What is a friend? Someone who for the first time makes you aware of your loneliness and his, and helps you to escape so you in turn can help him. Thanks to him you may remain silent without shame and speak freely without risk.

As in a dusty mirror, I look at my childhood and I wonder if it is mine. I don’t recognize myself in the child who studies there with fervor, who says his prayers. It’s because he is surrounded by other children; he walks like them, with them, head bowed and lips firm. He advances into the night as if attracted by its shadows. I watch them as they enter an abyss of flames, I see them transformed into ashes, I hear their cries turn into silence, and I no longer know anything, I no longer understand anything: they have taken away my certainties, and no one will give them back to me.

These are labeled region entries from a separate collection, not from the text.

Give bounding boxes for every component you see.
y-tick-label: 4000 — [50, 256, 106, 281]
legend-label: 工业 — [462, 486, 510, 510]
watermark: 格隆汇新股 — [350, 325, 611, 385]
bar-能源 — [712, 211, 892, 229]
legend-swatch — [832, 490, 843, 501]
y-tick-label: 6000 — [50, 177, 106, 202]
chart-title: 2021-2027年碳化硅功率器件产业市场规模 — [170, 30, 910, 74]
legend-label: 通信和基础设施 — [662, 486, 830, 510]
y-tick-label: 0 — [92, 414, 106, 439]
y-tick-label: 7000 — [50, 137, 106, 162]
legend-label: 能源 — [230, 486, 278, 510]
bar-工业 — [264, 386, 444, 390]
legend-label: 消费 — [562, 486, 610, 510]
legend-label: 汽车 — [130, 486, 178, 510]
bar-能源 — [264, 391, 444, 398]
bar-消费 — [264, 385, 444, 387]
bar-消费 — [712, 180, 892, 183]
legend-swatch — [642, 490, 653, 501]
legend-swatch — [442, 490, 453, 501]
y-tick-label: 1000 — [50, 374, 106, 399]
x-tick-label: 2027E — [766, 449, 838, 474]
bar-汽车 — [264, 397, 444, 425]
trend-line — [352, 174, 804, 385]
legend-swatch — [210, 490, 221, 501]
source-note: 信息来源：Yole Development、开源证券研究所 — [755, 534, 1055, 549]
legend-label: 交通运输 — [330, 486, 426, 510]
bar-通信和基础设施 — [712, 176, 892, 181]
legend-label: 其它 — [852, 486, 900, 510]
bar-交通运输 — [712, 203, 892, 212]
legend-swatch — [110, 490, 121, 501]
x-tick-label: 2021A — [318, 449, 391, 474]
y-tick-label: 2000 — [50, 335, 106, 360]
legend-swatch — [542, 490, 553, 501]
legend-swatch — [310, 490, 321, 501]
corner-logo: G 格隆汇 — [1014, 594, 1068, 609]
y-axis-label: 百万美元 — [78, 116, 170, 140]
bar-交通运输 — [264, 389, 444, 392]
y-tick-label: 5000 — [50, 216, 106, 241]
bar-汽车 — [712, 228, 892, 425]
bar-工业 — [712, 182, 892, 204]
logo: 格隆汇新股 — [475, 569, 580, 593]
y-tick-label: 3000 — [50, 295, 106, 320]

… it’s not because I don’t speak that you won’t understand me- it’s because you won’t understand me that I don’t speak.

It was easier for [the survivor] to imagine himself free in Auschwitz than it would be for a free man to imagine himself a prisoner in Auschwitz.

If only we could celebrate peace as our various ancestors celebrated war.

I remember: it happened yesterday or eternities ago. A young Jewish boy discovered the Kingdom of Night. I remember his bewilderment, I remember his anguish. It all happened so fast. The ghetto. The deportation. The sealed cattle car. The fiery altar upon which the history of our people and the future of mankind were meant to be sacrificed. … No one is as capable of gratitude as one who has emerged from the Kingdom of Night.

The tragedy of the believer is much greater than the tragedy of the nonbeliever.